Artikel 6.2 - Onderscheid professionele en niet-professionele jeugdhulp

  • 1. Van professionele jeugdhulp is sprake als de hulp verleend wordt door onderstaande personen:

    • a.

      personen die werkzaam zijn bij een instelling die ten aanzien van de voor het pgb uit te voeren taken/werkzaamheden ingeschreven staat in het Handelsregister (conform artikel 5 Handelsregisterwet 2007), en die beschikken over de relevante diploma’s die nodig zijn voor uitoefening van de desbetreffende taken, of

    • b.

      personen die aangemerkt zijn als zelfstandige zonder personeel. Daarnaast moeten ze ten aanzien van de voor het pgb uit te voeren taken/werkzaamheden ingeschreven staan in het Handelsregister (conform artikel 5 Handelsregisterwet 2007) en beschikken over de relevante diploma’s die nodig zijn voor uitoefening van de desbetreffende taken, of

    • c.

      personen die ingeschreven staan in het register, bedoeld in artikel 3 van de Wet op de beroepen in de individuele gezondheidszorg (BIG-register) en/of artikel 5.2.1 van het Besluit Jeugdwet, voor het uitoefenen van een beroep voor het verlenen van jeugdhulp.

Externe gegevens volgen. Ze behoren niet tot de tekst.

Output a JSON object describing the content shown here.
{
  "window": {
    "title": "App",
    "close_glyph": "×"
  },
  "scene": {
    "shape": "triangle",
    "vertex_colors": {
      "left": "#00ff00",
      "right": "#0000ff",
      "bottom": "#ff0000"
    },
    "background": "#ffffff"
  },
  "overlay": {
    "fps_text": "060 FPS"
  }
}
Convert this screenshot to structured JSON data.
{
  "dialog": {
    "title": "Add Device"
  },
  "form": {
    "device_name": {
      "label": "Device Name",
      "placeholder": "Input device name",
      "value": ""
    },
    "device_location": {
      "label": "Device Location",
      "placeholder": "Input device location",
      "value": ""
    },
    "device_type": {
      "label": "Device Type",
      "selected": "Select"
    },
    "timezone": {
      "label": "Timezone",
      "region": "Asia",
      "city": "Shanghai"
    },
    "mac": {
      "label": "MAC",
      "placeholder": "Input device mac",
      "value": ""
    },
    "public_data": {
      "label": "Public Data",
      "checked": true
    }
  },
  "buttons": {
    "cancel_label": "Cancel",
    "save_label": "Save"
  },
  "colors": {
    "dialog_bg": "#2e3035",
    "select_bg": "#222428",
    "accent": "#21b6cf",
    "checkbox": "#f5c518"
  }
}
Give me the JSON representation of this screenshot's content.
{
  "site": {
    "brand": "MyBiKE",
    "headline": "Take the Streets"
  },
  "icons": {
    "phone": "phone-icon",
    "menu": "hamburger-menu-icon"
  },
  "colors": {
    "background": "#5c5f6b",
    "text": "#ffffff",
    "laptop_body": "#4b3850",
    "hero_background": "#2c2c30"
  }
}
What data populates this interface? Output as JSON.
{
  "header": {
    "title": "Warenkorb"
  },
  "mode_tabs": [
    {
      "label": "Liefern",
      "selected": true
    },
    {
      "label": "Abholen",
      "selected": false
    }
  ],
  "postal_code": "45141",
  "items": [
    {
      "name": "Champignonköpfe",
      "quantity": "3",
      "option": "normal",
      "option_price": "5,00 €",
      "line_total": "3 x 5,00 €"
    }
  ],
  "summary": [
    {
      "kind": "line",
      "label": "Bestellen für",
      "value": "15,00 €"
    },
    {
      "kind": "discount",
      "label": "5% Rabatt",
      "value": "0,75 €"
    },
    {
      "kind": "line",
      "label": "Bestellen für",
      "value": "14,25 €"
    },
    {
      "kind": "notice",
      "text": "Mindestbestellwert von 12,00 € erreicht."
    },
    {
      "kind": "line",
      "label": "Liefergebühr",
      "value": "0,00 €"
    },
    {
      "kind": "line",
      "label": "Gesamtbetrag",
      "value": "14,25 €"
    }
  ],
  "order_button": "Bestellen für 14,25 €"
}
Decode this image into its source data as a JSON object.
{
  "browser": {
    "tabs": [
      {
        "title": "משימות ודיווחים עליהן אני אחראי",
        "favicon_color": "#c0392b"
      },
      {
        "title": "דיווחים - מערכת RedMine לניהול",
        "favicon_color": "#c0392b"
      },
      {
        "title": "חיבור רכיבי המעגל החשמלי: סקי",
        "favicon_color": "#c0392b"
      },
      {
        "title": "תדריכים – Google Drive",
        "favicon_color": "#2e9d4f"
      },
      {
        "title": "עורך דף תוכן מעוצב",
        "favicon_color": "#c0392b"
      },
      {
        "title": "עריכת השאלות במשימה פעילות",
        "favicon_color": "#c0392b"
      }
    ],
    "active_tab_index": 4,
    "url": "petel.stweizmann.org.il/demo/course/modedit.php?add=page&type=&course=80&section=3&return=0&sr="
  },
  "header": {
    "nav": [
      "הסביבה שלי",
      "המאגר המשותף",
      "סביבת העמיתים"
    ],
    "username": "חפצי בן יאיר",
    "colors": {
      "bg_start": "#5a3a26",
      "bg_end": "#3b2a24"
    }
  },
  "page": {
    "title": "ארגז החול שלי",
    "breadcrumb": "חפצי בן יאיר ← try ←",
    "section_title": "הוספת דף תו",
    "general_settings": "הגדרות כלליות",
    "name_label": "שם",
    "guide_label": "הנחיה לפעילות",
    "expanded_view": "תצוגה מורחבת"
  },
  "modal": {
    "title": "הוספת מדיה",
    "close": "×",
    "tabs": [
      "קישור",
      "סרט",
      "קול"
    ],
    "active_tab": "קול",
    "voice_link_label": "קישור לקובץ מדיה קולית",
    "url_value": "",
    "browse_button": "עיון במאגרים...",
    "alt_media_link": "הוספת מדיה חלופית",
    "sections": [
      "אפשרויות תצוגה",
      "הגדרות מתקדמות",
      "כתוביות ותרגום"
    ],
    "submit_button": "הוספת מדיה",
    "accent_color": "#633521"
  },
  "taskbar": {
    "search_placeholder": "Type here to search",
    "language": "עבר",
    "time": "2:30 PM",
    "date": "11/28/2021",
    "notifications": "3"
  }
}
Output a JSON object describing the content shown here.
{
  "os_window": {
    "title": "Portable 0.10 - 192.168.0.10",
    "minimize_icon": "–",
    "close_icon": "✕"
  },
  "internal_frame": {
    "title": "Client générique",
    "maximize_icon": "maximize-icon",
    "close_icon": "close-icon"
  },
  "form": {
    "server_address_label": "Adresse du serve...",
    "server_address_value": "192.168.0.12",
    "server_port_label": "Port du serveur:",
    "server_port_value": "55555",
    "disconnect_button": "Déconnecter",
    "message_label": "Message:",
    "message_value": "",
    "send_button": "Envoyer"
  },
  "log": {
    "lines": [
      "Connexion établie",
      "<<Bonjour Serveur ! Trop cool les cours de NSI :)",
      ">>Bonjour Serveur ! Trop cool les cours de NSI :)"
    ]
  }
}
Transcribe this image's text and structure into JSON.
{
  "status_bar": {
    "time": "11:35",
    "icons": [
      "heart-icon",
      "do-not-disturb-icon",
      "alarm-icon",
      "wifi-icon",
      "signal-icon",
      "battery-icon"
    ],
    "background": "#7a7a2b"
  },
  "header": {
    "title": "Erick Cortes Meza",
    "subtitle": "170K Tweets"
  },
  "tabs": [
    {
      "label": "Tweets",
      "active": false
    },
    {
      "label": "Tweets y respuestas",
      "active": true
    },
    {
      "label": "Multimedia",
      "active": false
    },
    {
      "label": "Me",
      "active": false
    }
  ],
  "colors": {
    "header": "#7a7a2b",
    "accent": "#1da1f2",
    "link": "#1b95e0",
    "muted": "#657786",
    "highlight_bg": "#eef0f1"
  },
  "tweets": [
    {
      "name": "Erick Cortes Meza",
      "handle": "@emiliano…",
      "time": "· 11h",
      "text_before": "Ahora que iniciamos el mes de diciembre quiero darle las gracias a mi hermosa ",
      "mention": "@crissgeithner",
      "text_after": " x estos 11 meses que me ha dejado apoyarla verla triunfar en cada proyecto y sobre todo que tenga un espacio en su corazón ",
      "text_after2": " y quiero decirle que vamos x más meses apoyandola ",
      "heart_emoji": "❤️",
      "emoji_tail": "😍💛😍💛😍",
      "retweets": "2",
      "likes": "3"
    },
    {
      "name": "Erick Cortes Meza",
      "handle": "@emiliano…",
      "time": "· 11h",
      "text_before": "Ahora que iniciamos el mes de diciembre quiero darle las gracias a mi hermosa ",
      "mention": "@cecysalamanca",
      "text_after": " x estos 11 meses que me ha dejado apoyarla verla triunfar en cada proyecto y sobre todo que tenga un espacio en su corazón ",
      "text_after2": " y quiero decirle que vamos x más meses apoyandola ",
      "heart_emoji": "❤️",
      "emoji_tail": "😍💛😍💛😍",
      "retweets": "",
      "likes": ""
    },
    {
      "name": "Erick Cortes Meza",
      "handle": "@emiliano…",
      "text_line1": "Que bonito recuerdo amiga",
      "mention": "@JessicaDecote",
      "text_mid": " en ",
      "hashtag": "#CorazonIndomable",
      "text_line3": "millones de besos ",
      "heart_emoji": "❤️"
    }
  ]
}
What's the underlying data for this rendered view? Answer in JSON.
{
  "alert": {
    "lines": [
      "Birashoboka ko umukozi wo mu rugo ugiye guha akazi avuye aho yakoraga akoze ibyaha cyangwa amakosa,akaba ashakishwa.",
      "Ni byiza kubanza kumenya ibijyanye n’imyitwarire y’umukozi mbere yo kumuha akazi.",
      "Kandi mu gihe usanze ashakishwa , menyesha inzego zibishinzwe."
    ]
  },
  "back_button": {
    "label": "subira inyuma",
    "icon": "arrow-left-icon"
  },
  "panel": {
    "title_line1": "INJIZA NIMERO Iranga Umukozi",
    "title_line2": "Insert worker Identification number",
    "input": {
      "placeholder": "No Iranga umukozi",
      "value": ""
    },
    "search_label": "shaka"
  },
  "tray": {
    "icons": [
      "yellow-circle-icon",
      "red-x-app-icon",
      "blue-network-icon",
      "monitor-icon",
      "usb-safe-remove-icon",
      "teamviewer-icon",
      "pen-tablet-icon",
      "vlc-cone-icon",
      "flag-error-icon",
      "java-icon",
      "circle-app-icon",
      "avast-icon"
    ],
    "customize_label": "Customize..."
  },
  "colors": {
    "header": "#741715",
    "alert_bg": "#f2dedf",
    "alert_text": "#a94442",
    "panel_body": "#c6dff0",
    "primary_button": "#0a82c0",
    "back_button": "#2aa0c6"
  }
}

  • 2. Indien de jeugdhulp geboden wordt door een bloed- of aanverwant in de 1e of 2e graad van de budgethouder, is altijd sprake van niet-professionele jeugdhulp.

  • 3. Indien de jeugdhulp wordt verleend door een andere persoon dan beschreven in het eerste lid, onder a, b of c, is sprake van niet-professionele jeugdhulp.

Artikel 6.3 - Hoogte pgb

  • 1. De hoogte van het pgb voor professionele jeugdhulp bedraagt 80% van het tarief voor gecontracteerde jeugdhulp in natura, tenzij op basis van het door de jeugdige of zijn ouders ingediende bestedingsplan passende en toereikende jeugdhulp voor een lager tarief kan worden ingekocht.

  • 2. Indien het op basis van eerste lid vastgestelde pgb in een individueel geval onvoldoende is om de aangewezen jeugdhulp te kunnen inkopen, wordt het tarief zodanig aangepast dat de hulp hiermee bij tenminste één jeugdhulpaanbieder kan worden ingekocht.

  • 3. De hoogte van het pgb voor niet-professionele jeugdhulp wordt vastgesteld op basis van een inclusief uurtarief dat is gebaseerd op de FWG 15, periodiek 5, van de cao Verpleeg- en Verzorgingshuizen, Thuiszorg en Jeugdgezondheidszorg of maximaal het in artikel 5.22 van de Regeling langdurige zorg genoemde uurtarief voor een persoon uit het sociaal netwerk.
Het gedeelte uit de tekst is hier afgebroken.